Outreach & Engaged Scholarship
Primary Theme: Energy & Environment
Over the past several years, stories of failing and inadequate water infrastructure in urban areas of the United States—most notably, the lead crisis in Flint, Michigan—have caught the attention of the media and the public. While attention has increasingly focused on the problem of dilapidated water and sanitation infrastructure in urban America, less attention has been paid to the ways in which the absence or poor quality of existing infrastructure can undermine health and economic opportunities in rural America.
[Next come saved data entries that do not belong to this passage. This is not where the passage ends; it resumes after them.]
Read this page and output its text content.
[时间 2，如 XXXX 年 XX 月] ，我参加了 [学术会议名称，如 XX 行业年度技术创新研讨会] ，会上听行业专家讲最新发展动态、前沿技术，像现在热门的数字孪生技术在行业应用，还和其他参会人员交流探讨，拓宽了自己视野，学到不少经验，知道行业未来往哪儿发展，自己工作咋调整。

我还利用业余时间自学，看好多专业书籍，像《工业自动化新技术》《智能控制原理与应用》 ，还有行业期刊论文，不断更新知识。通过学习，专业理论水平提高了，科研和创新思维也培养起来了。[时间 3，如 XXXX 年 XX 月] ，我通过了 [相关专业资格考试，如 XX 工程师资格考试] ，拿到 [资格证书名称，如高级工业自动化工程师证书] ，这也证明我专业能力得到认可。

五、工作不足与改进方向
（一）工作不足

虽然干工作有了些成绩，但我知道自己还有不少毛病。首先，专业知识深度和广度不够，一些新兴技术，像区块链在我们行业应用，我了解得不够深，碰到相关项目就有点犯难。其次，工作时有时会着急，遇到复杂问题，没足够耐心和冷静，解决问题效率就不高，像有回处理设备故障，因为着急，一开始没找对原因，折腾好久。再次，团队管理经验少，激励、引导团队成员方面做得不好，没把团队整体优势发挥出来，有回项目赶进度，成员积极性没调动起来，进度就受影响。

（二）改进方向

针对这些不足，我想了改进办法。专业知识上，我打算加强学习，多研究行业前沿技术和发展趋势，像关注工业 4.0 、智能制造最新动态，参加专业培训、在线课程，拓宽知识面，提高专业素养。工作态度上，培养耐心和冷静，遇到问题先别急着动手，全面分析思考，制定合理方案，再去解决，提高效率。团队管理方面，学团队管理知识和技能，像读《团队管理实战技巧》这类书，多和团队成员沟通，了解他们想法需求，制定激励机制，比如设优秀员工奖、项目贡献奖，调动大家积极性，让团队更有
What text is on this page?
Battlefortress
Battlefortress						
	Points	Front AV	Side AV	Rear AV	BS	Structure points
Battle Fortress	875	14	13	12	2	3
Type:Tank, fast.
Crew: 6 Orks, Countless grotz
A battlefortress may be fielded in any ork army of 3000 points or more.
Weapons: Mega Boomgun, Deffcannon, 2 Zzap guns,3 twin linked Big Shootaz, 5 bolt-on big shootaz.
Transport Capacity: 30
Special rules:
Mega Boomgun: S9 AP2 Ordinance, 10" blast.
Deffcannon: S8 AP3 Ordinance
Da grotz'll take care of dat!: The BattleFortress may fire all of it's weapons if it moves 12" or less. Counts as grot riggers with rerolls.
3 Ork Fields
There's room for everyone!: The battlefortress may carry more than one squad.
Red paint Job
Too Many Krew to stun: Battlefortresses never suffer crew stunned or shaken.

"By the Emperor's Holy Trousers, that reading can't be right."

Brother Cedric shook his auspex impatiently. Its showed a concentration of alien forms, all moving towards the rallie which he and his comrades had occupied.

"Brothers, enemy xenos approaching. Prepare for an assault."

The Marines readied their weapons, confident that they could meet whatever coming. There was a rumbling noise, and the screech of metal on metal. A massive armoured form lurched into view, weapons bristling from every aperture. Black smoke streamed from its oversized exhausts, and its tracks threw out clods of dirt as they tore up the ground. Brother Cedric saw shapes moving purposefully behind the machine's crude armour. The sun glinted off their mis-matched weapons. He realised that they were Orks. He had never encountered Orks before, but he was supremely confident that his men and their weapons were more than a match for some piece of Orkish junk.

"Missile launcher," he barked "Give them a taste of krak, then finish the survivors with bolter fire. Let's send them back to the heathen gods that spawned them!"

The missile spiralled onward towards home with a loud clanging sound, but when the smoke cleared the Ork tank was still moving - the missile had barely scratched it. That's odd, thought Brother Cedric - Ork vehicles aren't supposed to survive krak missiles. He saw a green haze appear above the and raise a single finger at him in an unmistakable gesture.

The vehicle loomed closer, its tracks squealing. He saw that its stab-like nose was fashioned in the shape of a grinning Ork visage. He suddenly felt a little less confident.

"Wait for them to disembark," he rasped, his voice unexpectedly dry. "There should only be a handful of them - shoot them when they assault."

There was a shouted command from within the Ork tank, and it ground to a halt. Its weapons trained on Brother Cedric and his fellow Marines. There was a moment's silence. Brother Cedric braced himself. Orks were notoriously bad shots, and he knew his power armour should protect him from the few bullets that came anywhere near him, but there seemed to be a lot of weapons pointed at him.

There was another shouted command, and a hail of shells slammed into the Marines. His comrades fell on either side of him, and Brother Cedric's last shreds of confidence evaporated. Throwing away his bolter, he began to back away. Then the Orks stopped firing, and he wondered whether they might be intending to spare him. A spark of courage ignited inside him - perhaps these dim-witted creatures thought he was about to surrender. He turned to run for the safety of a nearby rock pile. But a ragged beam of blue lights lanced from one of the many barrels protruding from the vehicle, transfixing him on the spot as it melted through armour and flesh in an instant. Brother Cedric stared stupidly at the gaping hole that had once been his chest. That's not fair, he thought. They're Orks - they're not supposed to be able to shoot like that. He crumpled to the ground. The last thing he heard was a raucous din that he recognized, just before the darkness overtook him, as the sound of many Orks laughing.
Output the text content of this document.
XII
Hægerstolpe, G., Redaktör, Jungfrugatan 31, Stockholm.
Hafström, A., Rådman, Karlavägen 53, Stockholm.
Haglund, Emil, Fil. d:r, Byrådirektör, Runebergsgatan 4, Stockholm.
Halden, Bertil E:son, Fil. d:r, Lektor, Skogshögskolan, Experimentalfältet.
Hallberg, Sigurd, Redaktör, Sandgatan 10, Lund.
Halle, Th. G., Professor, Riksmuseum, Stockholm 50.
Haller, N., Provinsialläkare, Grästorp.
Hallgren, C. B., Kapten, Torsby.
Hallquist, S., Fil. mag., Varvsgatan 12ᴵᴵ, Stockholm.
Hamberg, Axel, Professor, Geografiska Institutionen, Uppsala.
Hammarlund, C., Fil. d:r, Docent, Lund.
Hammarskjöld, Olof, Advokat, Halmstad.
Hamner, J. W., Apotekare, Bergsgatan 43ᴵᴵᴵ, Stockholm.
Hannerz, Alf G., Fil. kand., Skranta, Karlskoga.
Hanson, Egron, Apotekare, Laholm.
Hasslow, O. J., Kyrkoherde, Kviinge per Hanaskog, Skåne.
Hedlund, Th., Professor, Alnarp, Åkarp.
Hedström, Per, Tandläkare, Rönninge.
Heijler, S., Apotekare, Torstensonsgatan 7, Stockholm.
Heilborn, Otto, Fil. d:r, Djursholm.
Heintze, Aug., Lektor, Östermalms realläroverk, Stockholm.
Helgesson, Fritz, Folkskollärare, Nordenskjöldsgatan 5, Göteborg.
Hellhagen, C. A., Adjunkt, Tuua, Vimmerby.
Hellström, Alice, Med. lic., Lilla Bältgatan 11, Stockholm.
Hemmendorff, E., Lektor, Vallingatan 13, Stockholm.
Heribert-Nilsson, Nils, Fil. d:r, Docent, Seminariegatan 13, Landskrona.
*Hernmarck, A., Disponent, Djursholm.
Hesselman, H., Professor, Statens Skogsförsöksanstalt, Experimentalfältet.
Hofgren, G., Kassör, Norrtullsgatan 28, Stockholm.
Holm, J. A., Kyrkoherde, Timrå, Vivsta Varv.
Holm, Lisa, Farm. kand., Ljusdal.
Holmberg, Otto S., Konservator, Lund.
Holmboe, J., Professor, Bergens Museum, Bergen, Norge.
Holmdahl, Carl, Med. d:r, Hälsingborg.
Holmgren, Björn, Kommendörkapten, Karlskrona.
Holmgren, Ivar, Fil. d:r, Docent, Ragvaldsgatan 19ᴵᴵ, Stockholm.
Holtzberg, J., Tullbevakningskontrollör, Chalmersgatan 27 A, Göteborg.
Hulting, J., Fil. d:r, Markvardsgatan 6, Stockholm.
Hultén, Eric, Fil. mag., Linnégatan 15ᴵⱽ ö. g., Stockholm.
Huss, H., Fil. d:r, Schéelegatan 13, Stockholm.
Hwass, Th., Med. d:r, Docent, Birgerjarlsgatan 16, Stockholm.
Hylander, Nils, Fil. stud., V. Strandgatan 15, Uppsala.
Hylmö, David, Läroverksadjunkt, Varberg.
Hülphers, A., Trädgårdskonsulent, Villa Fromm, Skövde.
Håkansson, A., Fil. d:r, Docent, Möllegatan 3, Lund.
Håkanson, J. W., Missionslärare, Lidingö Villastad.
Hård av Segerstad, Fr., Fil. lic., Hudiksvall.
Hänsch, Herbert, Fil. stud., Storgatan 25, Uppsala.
Lowndes County is illustrative of a host of social and environmental inequalities facing rural communities of color in the American South, including endemic poverty, lack of economic opportunity, hazardous health conditions and inadequate infrastructure. Only two municipalities in the county maintain centralized wastewater treatment plants, while the remaining rural population is served by on-site septic systems or lack adequate sanitation. Poor sanitation poses serious health risks. The Baylor College of Medicine found evidence of five tropical diseases, including hookworm (previously thought to be eradicated in the U.S.), in fecal samples from residents. Since 2014, Duke’s Human Rights Center at the Franklin Humanities Institute and the Alabama Center for Rural Enterprise (ACRE) have partnered to address the inadequacy of wastewater treatment infrastructure, which is an economic, racial and environmental injustice entrenched in many communities in rural, black America.